Ty Burr, the Pulitzer-prize nominated film critic for the Boston Sunday Globe wrote: "I watched the movie with awe," and the film won "Best Documentary" at the 2019 DC Independent Film Festival and was the "Centerpiece: Documentary Spotlight" at the 2019 Independent Film Festival of Boston, where it sold out a 900-seat screening.
The film shows how Boston, which was overshadowed in 1967 by the exploding psychedelic scenes in both San Francisco’s Haight-Ashbury district and New York City’s East Village, emerged as the central crossroad of the counterculture and political activism in the late-1960s and early-1970s.
The story is told through the extraordinary history of WBCN, which in its early days called itself "The American Revolution," and the personal and political journeys of a compelling cast of characters who connect and intersect through the radio station and exploding music scenes, militant anti-war activism, civil rights struggles, and the emerging women’s and LGBTQ-liberation movements.
The film includes dramatic first-person accounts from the radio station’s staff along with newly filmed and archival material that features the leading political, social, cultural and musical figures of the day, who crossed paths with the radio station. They include Noam Chomsky, Abbie Hoffman, Jane Fonda, Jerry Garcia and Duane Allman, Lou Reed, Bruce Springsteen in his first radio interview, and Patti Smith, performing in her first live radio broadcast.

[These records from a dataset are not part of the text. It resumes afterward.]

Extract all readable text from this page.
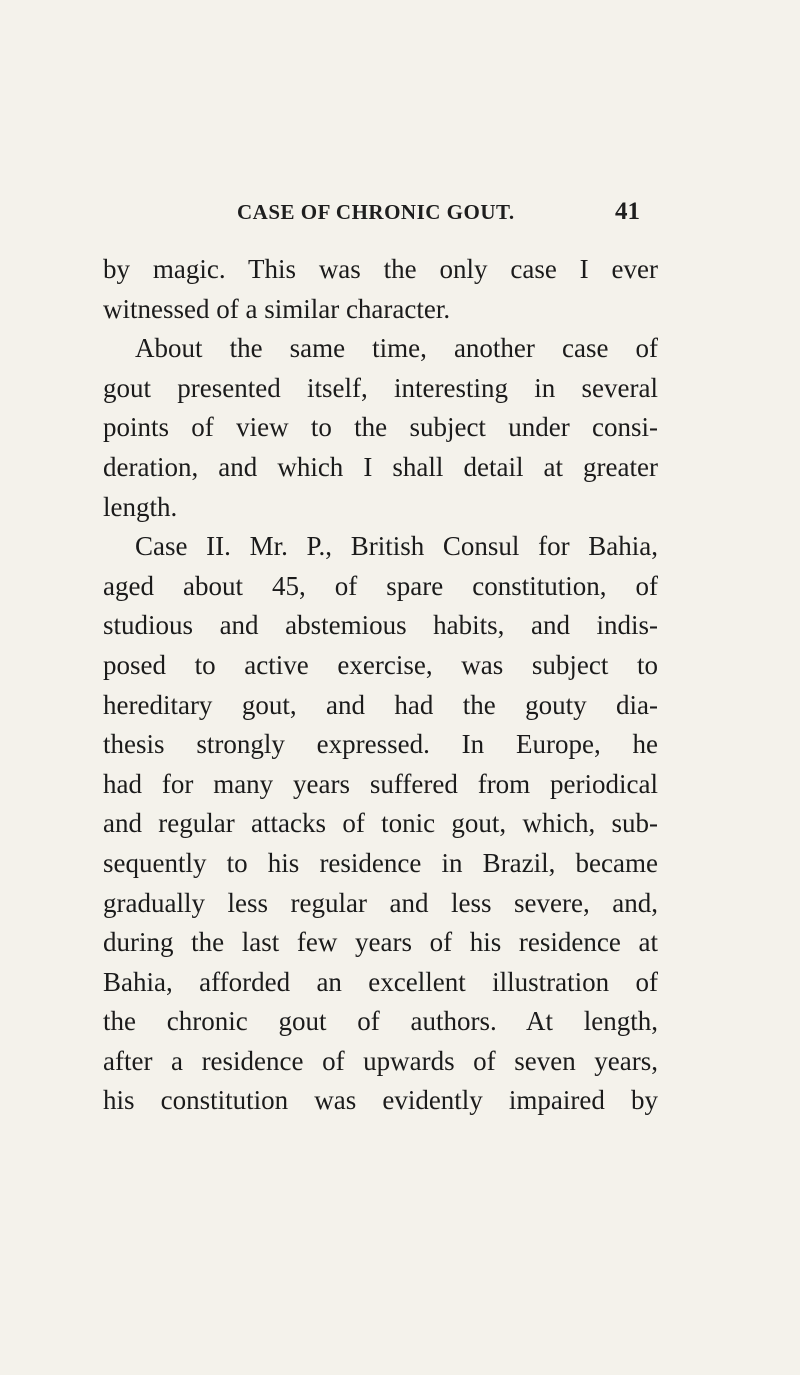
CASE OF CHRONIC GOUT.	41
by magic. This was the only case I ever
witnessed of a similar character.
About the same time, another case of
gout presented itself, interesting in several
points of view to the subject under consi-
deration, and which I shall detail at greater
length.
Case II. Mr. P., British Consul for Bahia,
aged about 45, of spare constitution, of
studious and abstemious habits, and indis-
posed to active exercise, was subject to
hereditary gout, and had the gouty dia-
thesis strongly expressed. In Europe, he
had for many years suffered from periodical
and regular attacks of tonic gout, which, sub-
sequently to his residence in Brazil, became
gradually less regular and less severe, and,
during the last few years of his residence at
Bahia, afforded an excellent illustration of
the chronic gout of authors. At length,
after a residence of upwards of seven years,
his constitution was evidently impaired by
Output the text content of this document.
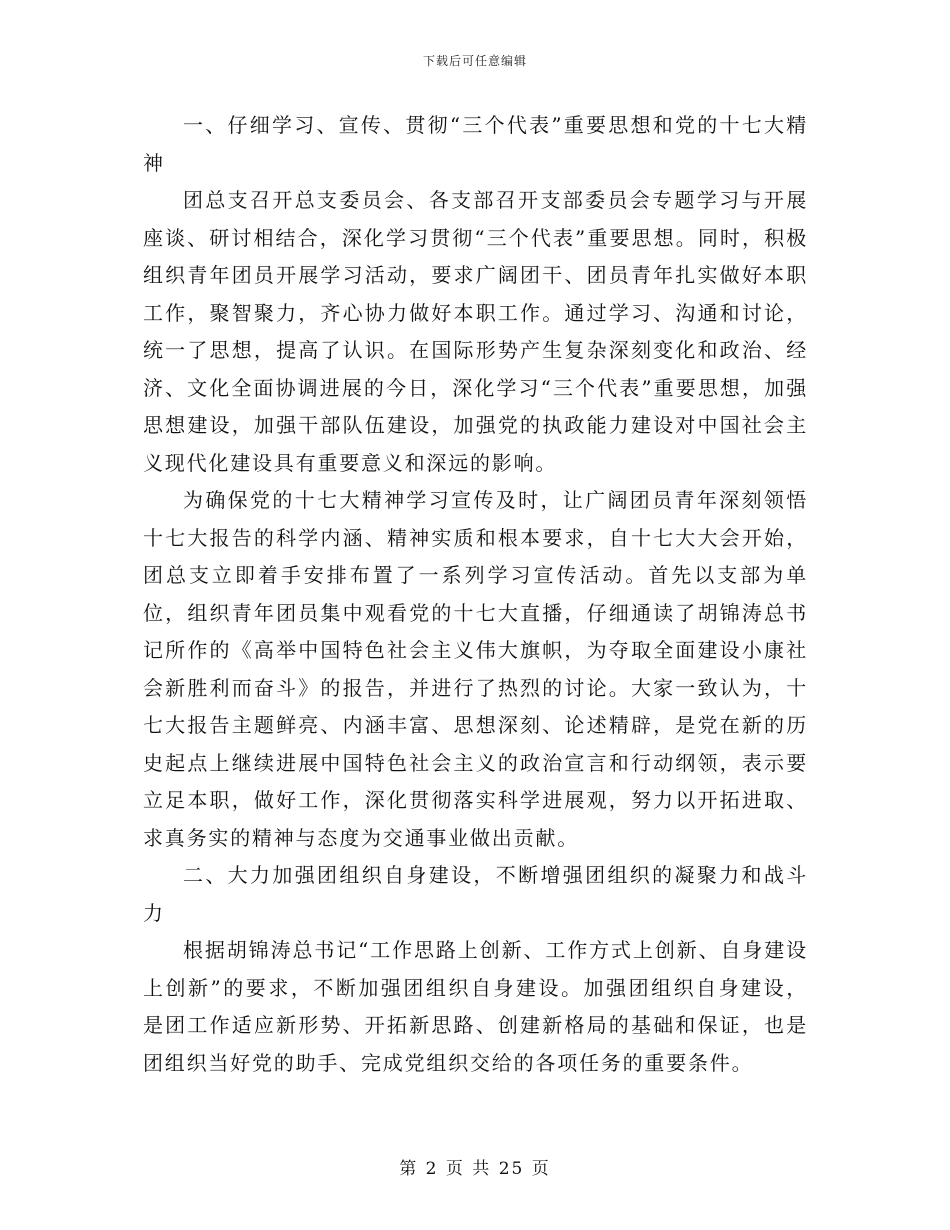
下载后可任意编辑

一、仔细学习、宣传、贯彻“三个代表”重要思想和党的十七大精神

团总支召开总支委员会、各支部召开支部委员会专题学习与开展座谈、研讨相结合，深化学习贯彻“三个代表”重要思想。同时，积极组织青年团员开展学习活动，要求广阔团干、团员青年扎实做好本职工作，聚智聚力，齐心协力做好本职工作。通过学习、沟通和讨论，统一了思想，提高了认识。在国际形势产生复杂深刻变化和政治、经济、文化全面协调进展的今日，深化学习“三个代表”重要思想，加强思想建设，加强干部队伍建设，加强党的执政能力建设对中国社会主义现代化建设具有重要意义和深远的影响。

为确保党的十七大精神学习宣传及时，让广阔团员青年深刻领悟十七大报告的科学内涵、精神实质和根本要求，自十七大大会开始，团总支立即着手安排布置了一系列学习宣传活动。首先以支部为单位，组织青年团员集中观看党的十七大直播，仔细通读了胡锦涛总书记所作的《高举中国特色社会主义伟大旗帜，为夺取全面建设小康社会新胜利而奋斗》的报告，并进行了热烈的讨论。大家一致认为，十七大报告主题鲜亮、内涵丰富、思想深刻、论述精辟，是党在新的历史起点上继续进展中国特色社会主义的政治宣言和行动纲领，表示要立足本职，做好工作，深化贯彻落实科学进展观，努力以开拓进取、求真务实的精神与态度为交通事业做出贡献。

二、大力加强团组织自身建设，不断增强团组织的凝聚力和战斗力

根据胡锦涛总书记“工作思路上创新、工作方式上创新、自身建设上创新”的要求，不断加强团组织自身建设。加强团组织自身建设，是团工作适应新形势、开拓新思路、创建新格局的基础和保证，也是团组织当好党的助手、完成党组织交给的各项任务的重要条件。

第 2 页 共 25 页
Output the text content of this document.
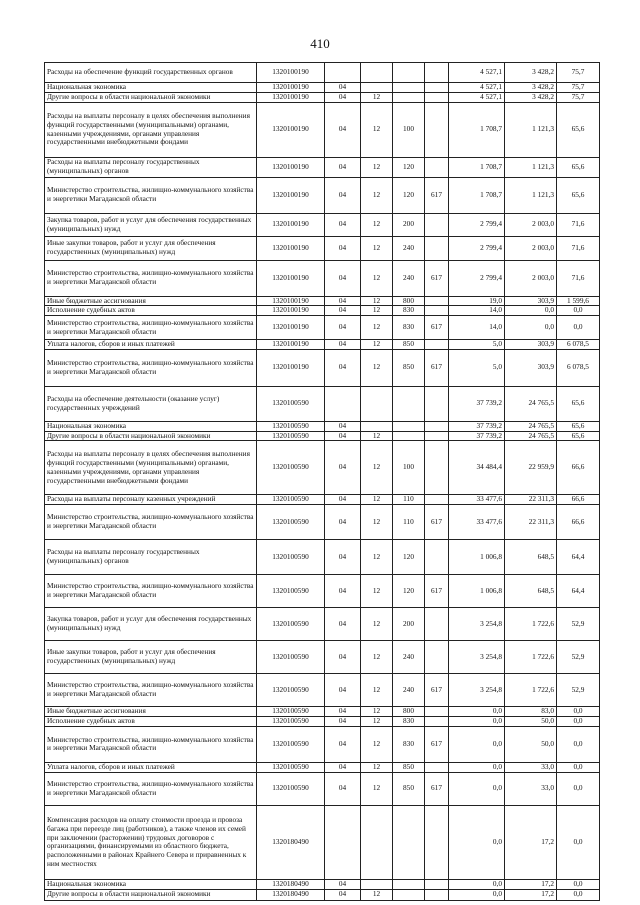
410
Расходы на обеспечение функций государственных органов	1320100190					4 527,1	3 428,2	75,7
Национальная экономика	1320100190	04				4 527,1	3 428,2	75,7
Другие вопросы в области национальной экономики	1320100190	04	12			4 527,1	3 428,2	75,7
Расходы на выплаты персоналу в целях обеспечения выполнения функций государственными (муниципальными) органами, казенными учреждениями, органами управления государственными внебюджетными фондами	1320100190	04	12	100		1 708,7	1 121,3	65,6
Расходы на выплаты персоналу государственных (муниципальных) органов	1320100190	04	12	120		1 708,7	1 121,3	65,6
Министерство строительства, жилищно-коммунального хозяйства и энергетики Магаданской области	1320100190	04	12	120	617	1 708,7	1 121,3	65,6
Закупка товаров, работ и услуг для обеспечения государственных (муниципальных) нужд	1320100190	04	12	200		2 799,4	2 003,0	71,6
Иные закупки товаров, работ и услуг для обеспечения государственных (муниципальных) нужд	1320100190	04	12	240		2 799,4	2 003,0	71,6
Министерство строительства, жилищно-коммунального хозяйства и энергетики Магаданской области	1320100190	04	12	240	617	2 799,4	2 003,0	71,6
Иные бюджетные ассигнования	1320100190	04	12	800		19,0	303,9	1 599,6
Исполнение судебных актов	1320100190	04	12	830		14,0	0,0	0,0
Министерство строительства, жилищно-коммунального хозяйства и энергетики Магаданской области	1320100190	04	12	830	617	14,0	0,0	0,0
Уплата налогов, сборов и иных платежей	1320100190	04	12	850		5,0	303,9	6 078,5
Министерство строительства, жилищно-коммунального хозяйства и энергетики Магаданской области	1320100190	04	12	850	617	5,0	303,9	6 078,5
Расходы на обеспечение деятельности (оказание услуг) государственных учреждений	1320100590					37 739,2	24 765,5	65,6
Национальная экономика	1320100590	04				37 739,2	24 765,5	65,6
Другие вопросы в области национальной экономики	1320100590	04	12			37 739,2	24 765,5	65,6
Расходы на выплаты персоналу в целях обеспечения выполнения функций государственными (муниципальными) органами, казенными учреждениями, органами управления государственными внебюджетными фондами	1320100590	04	12	100		34 484,4	22 959,9	66,6
Расходы на выплаты персоналу казенных учреждений	1320100590	04	12	110		33 477,6	22 311,3	66,6
Министерство строительства, жилищно-коммунального хозяйства и энергетики Магаданской области	1320100590	04	12	110	617	33 477,6	22 311,3	66,6
Расходы на выплаты персоналу государственных (муниципальных) органов	1320100590	04	12	120		1 006,8	648,5	64,4
Министерство строительства, жилищно-коммунального хозяйства и энергетики Магаданской области	1320100590	04	12	120	617	1 006,8	648,5	64,4
Закупка товаров, работ и услуг для обеспечения государственных (муниципальных) нужд	1320100590	04	12	200		3 254,8	1 722,6	52,9
Иные закупки товаров, работ и услуг для обеспечения государственных (муниципальных) нужд	1320100590	04	12	240		3 254,8	1 722,6	52,9
Министерство строительства, жилищно-коммунального хозяйства и энергетики Магаданской области	1320100590	04	12	240	617	3 254,8	1 722,6	52,9
Иные бюджетные ассигнования	1320100590	04	12	800		0,0	83,0	0,0
Исполнение судебных актов	1320100590	04	12	830		0,0	50,0	0,0
Министерство строительства, жилищно-коммунального хозяйства и энергетики Магаданской области	1320100590	04	12	830	617	0,0	50,0	0,0
Уплата налогов, сборов и иных платежей	1320100590	04	12	850		0,0	33,0	0,0
Министерство строительства, жилищно-коммунального хозяйства и энергетики Магаданской области	1320100590	04	12	850	617	0,0	33,0	0,0
Компенсация расходов на оплату стоимости проезда и провоза багажа при переезде лиц (работников), а также членов их семей при заключении (расторжении) трудовых договоров с организациями, финансируемыми из областного бюджета, расположенными в районах Крайнего Севера и приравненных к ним местностях	1320180490					0,0	17,2	0,0
Национальная экономика	1320180490	04				0,0	17,2	0,0
Другие вопросы в области национальной экономики	1320180490	04	12			0,0	17,2	0,0
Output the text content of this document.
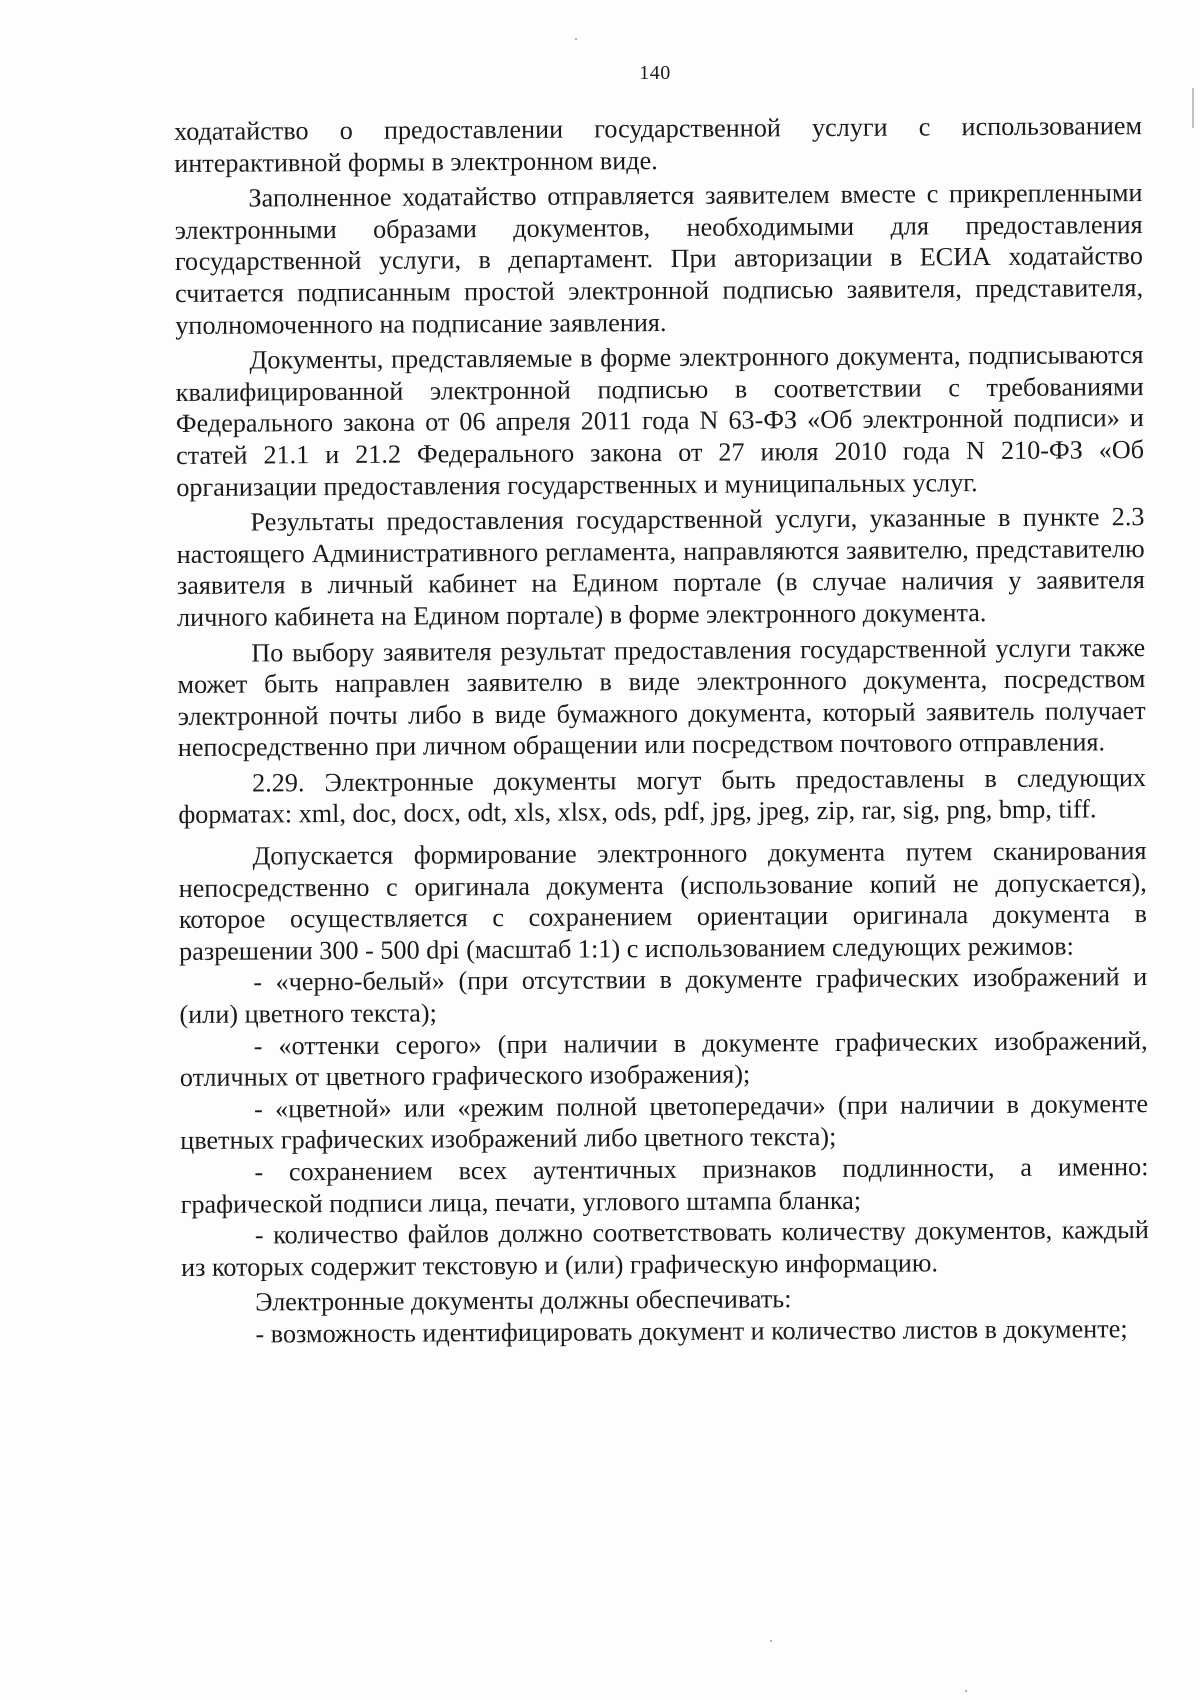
140

ходатайство о предоставлении государственной услуги с использованием интерактивной формы в электронном виде.

Заполненное ходатайство отправляется заявителем вместе с прикрепленными электронными образами документов, необходимыми для предоставления государственной услуги, в департамент. При авторизации в ЕСИА ходатайство считается подписанным простой электронной подписью заявителя, представителя, уполномоченного на подписание заявления.

Документы, представляемые в форме электронного документа, подписываются квалифицированной электронной подписью в соответствии с требованиями Федерального закона от 06 апреля 2011 года N 63-ФЗ «Об электронной подписи» и статей 21.1 и 21.2 Федерального закона от 27 июля 2010 года N 210-ФЗ «Об организации предоставления государственных и муниципальных услуг.

Результаты предоставления государственной услуги, указанные в пункте 2.3 настоящего Административного регламента, направляются заявителю, представителю заявителя в личный кабинет на Едином портале (в случае наличия у заявителя личного кабинета на Едином портале) в форме электронного документа.

По выбору заявителя результат предоставления государственной услуги также может быть направлен заявителю в виде электронного документа, посредством электронной почты либо в виде бумажного документа, который заявитель получает непосредственно при личном обращении или посредством почтового отправления.

2.29. Электронные документы могут быть предоставлены в следующих форматах: xml, doc, docx, odt, xls, xlsx, ods, pdf, jpg, jpeg, zip, rar, sig, png, bmp, tiff.

Допускается формирование электронного документа путем сканирования непосредственно с оригинала документа (использование копий не допускается), которое осуществляется с сохранением ориентации оригинала документа в разрешении 300 - 500 dpi (масштаб 1:1) с использованием следующих режимов:

- «черно-белый» (при отсутствии в документе графических изображений и (или) цветного текста);

- «оттенки серого» (при наличии в документе графических изображений, отличных от цветного графического изображения);

- «цветной» или «режим полной цветопередачи» (при наличии в документе цветных графических изображений либо цветного текста);

- сохранением всех аутентичных признаков подлинности, а именно: графической подписи лица, печати, углового штампа бланка;

- количество файлов должно соответствовать количеству документов, каждый из которых содержит текстовую и (или) графическую информацию.

Электронные документы должны обеспечивать:

- возможность идентифицировать документ и количество листов в документе;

The documentary also includes never before exhibited film material shot by Andy Warhol and cinema vérité pioneer Ricky Leacock and images from leading photojournalists of the day, including the late Peter Simon, brother of Carly Simon, who is interviewed in the film.
These dramatic and compelling stories in “WBCN and The American Revolution” are expertly and powerfully interwoven with the original sights and sounds of the critical events of the era, through the more than 100,000 audio and visual items shared by the public for the film in an unprecedented archives search.
The film tells a story that is timely and relevant, especially to young people, who are seeking to use media to create social change.
Director and producer Bill Lichtenstein worked at WBCN starting at age 14 as a volunteer on the station’s Listener Line and later as a newscaster and announcer with his own weekly show. Bill’s last film, “West 47th Street,” won Special Jury Award for Documentary at the Atlanta Film Festival; Audience Award for Best Documentary at the DC Independent Film Festival; and Honorable Mention at the Woodstock Film Festival. It later aired on PBS’s P.O.V. and was called “must see” by Newsweek and “remarkable” by the Washington Post.